Hello and welcome to The Right Bros. production duo Blogspot page. The reason for starting this page was to give our fans, supporters and followers a window into our minds as we pursue a career in the highly competitive music industry as aspiring producers. As already stated we are a duo that consist of myself, I.O. and my production and business partner F.J. In early 2002 we attended the prestigious Institute of Audio Research in New York City and both graduated with a 4.0 GPA and worked various gigs cutting our teeth and honing our skills as audio techs.
One day during the spring of 2005 I went to F.J.'s house and within minutes a track was created using nothing more than a no frills sampler and an old low performance computer. The chemistry was evident and although I moved to Charlotte in 2006 F.J and I would still work regularly on beats via file sharing. Since then we have made countless tracks and in Aug of 2006 The Right Bros. was officially formed.

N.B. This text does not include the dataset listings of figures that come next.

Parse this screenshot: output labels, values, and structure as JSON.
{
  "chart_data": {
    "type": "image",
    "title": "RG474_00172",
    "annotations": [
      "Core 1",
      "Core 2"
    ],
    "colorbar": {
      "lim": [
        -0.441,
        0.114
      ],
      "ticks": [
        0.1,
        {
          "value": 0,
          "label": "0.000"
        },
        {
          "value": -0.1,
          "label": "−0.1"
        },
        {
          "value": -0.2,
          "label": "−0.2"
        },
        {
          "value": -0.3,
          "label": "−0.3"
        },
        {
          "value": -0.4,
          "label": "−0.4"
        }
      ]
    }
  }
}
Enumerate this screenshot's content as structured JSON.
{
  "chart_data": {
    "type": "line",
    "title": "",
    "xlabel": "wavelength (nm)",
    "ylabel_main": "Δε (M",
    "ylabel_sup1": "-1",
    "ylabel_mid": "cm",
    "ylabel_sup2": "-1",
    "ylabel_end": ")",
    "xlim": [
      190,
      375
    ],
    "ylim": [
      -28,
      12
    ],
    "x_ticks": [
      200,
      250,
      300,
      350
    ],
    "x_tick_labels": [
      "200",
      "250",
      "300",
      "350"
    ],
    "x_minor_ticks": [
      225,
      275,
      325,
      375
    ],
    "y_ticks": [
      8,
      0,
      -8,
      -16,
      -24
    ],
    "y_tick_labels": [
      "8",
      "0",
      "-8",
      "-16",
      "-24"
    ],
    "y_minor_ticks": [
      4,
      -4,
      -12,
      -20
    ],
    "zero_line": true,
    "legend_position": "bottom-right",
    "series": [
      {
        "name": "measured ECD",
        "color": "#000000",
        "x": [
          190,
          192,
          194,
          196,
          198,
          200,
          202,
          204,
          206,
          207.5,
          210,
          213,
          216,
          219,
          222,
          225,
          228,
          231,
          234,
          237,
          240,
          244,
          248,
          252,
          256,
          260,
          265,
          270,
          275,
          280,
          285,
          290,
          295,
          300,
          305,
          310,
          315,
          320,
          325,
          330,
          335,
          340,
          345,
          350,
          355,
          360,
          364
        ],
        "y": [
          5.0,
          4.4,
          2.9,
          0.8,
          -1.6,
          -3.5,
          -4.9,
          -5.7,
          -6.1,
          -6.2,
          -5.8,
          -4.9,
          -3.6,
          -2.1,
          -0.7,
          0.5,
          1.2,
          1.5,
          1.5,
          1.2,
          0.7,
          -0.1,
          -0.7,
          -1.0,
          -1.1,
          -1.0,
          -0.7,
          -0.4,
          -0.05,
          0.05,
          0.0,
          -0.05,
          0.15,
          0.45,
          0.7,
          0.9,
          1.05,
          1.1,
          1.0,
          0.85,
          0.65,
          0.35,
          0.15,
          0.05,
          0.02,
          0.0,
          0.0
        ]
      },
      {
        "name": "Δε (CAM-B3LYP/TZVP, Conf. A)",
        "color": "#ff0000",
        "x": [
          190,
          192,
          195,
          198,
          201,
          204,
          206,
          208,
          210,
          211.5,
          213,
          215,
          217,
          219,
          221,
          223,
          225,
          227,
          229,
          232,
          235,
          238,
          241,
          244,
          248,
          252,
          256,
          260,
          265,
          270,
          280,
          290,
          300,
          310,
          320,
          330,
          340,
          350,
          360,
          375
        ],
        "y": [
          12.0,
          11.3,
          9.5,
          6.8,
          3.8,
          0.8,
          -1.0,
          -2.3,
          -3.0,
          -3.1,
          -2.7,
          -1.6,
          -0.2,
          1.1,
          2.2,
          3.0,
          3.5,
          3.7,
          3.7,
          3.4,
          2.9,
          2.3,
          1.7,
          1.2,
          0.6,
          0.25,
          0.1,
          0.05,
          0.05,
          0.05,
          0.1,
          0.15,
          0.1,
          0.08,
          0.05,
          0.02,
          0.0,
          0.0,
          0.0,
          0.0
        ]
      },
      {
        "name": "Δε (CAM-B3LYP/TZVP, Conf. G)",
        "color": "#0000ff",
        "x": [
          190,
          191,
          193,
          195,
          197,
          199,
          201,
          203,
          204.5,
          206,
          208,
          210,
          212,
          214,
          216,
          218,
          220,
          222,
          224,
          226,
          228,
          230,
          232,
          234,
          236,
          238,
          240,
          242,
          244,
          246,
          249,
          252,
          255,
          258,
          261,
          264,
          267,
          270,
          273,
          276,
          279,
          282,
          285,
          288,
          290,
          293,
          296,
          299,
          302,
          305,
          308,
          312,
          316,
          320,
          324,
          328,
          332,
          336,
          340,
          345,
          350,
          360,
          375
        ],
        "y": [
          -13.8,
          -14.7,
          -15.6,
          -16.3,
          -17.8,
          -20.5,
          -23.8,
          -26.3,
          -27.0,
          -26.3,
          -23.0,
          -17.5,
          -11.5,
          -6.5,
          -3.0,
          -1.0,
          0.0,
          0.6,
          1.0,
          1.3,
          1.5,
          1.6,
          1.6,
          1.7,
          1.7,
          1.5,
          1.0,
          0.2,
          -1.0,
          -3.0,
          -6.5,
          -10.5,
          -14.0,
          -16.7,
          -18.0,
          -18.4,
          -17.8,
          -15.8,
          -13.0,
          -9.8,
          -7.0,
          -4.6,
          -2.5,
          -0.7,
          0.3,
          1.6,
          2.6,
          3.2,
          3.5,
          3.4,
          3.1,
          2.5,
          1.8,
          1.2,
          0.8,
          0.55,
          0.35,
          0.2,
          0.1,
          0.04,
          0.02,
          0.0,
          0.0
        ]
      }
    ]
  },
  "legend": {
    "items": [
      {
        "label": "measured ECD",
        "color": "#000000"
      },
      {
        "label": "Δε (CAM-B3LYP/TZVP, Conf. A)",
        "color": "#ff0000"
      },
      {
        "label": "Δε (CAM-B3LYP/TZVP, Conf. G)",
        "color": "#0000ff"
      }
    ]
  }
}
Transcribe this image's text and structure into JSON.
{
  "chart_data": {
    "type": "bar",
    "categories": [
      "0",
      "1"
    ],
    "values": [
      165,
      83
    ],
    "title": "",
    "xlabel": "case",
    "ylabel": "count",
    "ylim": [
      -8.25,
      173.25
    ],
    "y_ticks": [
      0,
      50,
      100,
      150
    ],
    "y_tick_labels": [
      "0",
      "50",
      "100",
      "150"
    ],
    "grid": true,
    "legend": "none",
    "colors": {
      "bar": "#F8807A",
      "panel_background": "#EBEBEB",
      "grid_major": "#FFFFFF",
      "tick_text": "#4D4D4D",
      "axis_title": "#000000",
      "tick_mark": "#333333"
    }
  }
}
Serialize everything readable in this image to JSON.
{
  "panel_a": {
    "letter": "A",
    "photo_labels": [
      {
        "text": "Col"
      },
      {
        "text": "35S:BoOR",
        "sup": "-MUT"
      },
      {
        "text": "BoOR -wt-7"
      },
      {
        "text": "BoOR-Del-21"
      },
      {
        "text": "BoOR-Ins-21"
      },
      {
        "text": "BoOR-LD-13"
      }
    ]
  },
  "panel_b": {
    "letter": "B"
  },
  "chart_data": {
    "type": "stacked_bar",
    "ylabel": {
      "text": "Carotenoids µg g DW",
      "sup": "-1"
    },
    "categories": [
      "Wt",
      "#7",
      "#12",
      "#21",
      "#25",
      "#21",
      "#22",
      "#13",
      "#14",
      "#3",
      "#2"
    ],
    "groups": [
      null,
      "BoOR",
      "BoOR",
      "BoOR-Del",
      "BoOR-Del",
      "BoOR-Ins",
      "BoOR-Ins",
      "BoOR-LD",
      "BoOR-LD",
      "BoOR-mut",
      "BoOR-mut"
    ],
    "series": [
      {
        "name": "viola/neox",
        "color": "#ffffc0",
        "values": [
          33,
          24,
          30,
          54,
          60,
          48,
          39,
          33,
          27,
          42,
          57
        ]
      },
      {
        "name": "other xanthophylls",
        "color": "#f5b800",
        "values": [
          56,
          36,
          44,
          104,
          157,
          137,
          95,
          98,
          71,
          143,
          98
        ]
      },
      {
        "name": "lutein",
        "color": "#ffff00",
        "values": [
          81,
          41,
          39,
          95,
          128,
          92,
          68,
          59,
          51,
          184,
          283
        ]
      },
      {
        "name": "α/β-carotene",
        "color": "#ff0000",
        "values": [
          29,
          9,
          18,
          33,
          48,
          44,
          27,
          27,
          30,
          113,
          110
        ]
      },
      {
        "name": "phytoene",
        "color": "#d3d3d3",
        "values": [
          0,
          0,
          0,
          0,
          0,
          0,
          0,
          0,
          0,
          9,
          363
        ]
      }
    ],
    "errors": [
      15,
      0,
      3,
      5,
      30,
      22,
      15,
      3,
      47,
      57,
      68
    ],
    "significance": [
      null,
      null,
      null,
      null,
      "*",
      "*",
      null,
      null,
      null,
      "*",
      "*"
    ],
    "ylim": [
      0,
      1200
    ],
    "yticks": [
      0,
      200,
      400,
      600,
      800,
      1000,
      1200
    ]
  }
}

I was reminiscing about the time when I used to buy music as a kid. I would shop at The Wiz in Queens and during those times buying records felt like an event. I remember when The Fugees "The Score" Album came out and I ran to the store during a storm to buy it and a day later I had the flu. It didn't matter because I had the album and I would do it again today if the music being released made me feel the same. Don't get me wrong, I don't think music sucks entirely but there was a true purpose to buying tapes and cds and because there were no Ipods you really had to think about what you were going to listen to. I think Ipods are great but you can put anything on it because of storage. Very little thought goes into choosing songs and that to me was part of the fun. The listening experience doesn't feel as personal and because of the way music is obtained today, I feel less connected to the artist. It used to be cool to have a cd player and pick what music to take with you. Downloading and file sharing wasn't available then and even though piracy was around, money was still spent on bootlegs. Those were the days.
I felt that the music back then was created during a golden age where nothing was spared, everyone had guts and the impact it had on the youth let alone the hip hop culture was evident. You lived your life to it. As an aspiring record producer I would love to recapture that feeling again. I know it's gonna take more than just beats. How can we gain the consumer's trust again? Why are we afraid of change?
I cant blame piracy only on the people seeding the files but music just isn't what it used to be. I truly believe that's the real problem with record sales. No one pushes the envelope anymore. No one takes any risks. Everything sounds alike. It's all cookie cutter. Many of you may not feel the same way and that's cool. These are just my thoughts. Thanks for listening.